1. ## Nice Probability question

6 scavengers were analysed when flying to 20 bins in a line. The analyst found that 3 scavengers went to one bin, 2 scavengers another and 1 scavengers to a third bin. He was asked to work out the probability that this distribution occurred by chance i.e, a scavenger chooses a bin at random. (If this probability is small then it is likely that they are likely to congregate.) Explain your answer.

Well I said the $\displaystyle P(of this configuration)=_{20}C_3(\frac{1}{20})^6$. And that this probability is sufficiently low enough to be random. What do people think? Help greatly appreciated!
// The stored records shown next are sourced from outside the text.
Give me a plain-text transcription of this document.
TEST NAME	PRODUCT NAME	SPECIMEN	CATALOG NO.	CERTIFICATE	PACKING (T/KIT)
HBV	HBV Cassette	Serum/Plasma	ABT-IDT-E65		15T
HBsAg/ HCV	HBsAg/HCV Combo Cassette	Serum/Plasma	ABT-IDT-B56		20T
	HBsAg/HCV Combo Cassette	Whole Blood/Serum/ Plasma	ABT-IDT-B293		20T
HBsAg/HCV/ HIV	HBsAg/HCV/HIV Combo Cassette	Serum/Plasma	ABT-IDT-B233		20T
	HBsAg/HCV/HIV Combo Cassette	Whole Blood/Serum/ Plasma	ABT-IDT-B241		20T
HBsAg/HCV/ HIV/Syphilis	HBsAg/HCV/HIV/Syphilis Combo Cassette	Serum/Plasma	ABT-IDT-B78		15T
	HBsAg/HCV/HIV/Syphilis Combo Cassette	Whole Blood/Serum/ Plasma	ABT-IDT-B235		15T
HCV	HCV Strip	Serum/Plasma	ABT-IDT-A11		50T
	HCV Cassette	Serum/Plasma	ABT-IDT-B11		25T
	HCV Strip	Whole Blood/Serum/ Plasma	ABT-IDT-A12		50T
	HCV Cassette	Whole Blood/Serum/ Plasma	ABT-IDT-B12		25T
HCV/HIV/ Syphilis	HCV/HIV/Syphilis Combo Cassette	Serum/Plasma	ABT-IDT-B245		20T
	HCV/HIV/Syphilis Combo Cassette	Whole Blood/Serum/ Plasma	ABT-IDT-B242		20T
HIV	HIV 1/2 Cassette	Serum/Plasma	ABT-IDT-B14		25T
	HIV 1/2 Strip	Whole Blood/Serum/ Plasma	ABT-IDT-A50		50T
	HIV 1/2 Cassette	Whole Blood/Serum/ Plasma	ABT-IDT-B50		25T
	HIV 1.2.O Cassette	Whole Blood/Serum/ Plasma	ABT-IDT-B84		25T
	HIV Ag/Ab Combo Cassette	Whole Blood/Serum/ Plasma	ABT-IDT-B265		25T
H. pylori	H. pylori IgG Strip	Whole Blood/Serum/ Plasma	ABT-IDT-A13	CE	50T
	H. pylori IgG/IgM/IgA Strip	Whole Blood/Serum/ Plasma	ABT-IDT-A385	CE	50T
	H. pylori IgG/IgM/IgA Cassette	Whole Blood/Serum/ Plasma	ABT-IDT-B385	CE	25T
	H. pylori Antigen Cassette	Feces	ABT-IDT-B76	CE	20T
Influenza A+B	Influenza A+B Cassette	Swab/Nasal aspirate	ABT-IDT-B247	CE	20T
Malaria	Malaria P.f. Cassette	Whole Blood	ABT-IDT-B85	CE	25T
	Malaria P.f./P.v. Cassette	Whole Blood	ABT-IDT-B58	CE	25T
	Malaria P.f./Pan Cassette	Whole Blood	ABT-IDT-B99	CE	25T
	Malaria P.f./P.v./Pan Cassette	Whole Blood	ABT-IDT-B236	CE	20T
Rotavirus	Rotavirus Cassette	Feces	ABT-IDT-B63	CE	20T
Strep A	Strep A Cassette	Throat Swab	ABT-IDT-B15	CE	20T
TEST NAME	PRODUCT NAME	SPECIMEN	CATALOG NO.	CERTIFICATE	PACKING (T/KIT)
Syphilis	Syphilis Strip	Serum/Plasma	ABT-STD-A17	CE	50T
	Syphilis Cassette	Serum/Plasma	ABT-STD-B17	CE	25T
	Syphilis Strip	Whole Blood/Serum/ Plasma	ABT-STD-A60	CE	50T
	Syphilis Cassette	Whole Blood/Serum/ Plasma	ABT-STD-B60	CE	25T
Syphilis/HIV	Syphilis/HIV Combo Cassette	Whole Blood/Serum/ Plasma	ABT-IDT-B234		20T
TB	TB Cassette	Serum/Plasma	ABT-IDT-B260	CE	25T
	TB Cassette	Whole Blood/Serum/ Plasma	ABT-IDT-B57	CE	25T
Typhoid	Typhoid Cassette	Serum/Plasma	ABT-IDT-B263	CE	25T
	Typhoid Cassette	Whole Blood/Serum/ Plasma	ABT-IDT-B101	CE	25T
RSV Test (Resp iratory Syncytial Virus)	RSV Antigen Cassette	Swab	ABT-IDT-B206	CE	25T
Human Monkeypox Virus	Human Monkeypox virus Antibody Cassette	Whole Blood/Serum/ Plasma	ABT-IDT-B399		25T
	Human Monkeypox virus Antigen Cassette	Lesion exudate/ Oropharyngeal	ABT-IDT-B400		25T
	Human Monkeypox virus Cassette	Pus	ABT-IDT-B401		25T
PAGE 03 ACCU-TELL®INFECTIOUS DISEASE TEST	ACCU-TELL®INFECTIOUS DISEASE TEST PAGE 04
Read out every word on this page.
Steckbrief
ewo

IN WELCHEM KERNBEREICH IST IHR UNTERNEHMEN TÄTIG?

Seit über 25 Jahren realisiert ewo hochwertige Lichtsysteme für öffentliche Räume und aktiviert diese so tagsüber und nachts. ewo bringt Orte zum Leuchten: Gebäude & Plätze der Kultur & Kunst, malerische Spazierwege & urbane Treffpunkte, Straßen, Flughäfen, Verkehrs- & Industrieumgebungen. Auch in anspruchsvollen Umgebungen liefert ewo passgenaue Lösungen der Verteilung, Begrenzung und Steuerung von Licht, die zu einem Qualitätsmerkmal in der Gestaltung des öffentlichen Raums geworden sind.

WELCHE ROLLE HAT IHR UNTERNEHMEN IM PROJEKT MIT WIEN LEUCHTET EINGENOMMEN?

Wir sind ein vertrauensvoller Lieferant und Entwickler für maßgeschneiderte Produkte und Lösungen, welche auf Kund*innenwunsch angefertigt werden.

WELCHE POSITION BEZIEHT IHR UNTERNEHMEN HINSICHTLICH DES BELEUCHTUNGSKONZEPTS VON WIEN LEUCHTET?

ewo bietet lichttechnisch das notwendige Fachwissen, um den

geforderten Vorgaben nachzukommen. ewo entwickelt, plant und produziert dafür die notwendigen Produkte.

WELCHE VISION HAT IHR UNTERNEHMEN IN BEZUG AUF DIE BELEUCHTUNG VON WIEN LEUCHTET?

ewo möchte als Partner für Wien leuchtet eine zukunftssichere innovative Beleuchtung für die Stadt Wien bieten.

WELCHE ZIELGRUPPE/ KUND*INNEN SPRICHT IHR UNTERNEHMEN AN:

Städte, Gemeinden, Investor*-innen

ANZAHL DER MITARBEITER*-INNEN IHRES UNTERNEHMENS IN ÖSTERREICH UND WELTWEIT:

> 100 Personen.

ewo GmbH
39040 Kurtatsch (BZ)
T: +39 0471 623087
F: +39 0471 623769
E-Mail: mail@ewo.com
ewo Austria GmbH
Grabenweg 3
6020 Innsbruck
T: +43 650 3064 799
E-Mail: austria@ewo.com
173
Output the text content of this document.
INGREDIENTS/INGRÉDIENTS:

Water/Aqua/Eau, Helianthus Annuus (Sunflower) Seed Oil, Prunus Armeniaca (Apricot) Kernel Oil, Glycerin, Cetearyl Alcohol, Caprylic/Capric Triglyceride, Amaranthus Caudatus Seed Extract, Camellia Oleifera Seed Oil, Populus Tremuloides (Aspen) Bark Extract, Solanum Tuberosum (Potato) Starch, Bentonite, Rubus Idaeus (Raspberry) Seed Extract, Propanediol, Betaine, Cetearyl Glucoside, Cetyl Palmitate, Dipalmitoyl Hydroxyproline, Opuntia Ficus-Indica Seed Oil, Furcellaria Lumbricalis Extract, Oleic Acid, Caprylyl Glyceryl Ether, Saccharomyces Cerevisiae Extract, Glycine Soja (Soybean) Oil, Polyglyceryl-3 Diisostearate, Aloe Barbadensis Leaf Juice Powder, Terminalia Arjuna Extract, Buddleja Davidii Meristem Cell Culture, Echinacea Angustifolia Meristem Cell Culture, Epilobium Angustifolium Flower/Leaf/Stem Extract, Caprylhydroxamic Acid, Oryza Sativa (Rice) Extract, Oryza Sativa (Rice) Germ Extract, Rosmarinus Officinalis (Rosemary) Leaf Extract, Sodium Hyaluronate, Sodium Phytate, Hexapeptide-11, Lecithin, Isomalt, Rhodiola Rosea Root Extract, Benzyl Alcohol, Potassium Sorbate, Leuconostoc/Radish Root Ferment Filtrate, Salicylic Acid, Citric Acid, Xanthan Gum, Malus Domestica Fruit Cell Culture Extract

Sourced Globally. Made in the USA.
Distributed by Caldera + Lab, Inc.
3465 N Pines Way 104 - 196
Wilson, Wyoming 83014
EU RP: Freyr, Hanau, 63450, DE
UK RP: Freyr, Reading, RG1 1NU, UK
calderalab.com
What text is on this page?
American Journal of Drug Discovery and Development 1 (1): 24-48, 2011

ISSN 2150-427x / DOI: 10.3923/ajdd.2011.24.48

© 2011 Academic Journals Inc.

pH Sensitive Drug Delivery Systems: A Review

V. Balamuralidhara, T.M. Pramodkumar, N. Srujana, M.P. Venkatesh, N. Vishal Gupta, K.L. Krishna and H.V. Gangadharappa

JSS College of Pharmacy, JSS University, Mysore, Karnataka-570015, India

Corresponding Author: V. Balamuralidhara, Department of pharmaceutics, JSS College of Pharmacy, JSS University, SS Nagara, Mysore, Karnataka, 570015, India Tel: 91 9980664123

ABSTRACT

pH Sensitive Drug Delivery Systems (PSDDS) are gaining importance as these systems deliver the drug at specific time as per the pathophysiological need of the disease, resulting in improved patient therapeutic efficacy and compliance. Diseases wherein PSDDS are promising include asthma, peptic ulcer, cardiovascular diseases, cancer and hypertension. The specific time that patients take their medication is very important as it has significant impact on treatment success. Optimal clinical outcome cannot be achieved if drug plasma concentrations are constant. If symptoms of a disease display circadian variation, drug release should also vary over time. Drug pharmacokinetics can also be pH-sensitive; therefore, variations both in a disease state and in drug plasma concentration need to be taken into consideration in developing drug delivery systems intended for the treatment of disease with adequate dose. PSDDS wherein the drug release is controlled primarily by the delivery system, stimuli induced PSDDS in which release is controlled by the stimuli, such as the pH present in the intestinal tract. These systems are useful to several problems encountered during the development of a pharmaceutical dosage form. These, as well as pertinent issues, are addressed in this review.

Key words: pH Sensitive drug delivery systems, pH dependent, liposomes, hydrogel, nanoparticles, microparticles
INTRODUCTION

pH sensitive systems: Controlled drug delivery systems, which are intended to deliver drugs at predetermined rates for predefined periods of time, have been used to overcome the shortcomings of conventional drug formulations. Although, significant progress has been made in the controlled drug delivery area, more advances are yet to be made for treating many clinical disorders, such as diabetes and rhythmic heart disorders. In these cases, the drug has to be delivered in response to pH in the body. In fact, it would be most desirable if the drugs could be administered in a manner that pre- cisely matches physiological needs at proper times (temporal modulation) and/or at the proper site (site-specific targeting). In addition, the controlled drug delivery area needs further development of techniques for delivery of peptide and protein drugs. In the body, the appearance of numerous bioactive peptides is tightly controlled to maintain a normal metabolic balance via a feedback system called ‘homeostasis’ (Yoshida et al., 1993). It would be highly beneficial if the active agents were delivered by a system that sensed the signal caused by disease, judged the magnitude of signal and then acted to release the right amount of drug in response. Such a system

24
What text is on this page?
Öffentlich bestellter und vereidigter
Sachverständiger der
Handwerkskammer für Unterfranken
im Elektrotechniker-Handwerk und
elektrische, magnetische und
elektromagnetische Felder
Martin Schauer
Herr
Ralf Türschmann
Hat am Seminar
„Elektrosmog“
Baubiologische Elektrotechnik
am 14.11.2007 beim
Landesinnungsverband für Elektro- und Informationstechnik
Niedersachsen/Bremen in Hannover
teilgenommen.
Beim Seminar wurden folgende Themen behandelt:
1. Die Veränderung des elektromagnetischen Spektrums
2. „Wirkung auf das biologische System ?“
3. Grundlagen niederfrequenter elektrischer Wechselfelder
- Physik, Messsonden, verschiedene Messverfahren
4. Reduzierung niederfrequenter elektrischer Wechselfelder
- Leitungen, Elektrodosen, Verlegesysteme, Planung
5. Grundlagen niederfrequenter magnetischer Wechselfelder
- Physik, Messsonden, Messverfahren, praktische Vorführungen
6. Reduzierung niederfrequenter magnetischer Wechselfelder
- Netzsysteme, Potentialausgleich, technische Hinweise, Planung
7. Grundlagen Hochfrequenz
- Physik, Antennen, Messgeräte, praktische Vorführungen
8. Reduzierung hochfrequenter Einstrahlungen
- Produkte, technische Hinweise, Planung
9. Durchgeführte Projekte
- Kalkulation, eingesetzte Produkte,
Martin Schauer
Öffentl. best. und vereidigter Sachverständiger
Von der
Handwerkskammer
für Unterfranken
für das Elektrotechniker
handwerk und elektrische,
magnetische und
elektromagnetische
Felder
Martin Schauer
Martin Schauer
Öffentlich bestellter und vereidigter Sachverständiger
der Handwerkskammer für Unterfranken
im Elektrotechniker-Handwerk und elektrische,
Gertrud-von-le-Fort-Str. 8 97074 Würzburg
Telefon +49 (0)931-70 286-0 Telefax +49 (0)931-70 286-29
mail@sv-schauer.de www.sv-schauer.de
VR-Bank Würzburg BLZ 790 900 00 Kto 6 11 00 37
2. ## Re: Nice Probability question

Hello, MathJack!

6 scavengers were analysed when flying to 20 bins in a line.
The analyst found that 3 scavengers went to one bin, 2 scavengers another
and 1 scavenger to a third bin. He was asked to work out the probability
that this distribution occurred by chance i.e, a scavenger chooses a bin at random.

There are: $\;20^6$ possible outcomes.

Form an ordered partition of the 20 bins: $\:{20\choose3,2,1,14} \:=\:2,\!325,\!600$

But we want an unordered partition: $\:\dfrac{2,\!325,\!600}{4!} \:=\:96,\!900$

Therefore: $\:\text{Prob} \;=\;\dfrac{96,\!900}{20^6} \;=\;0.0015140625$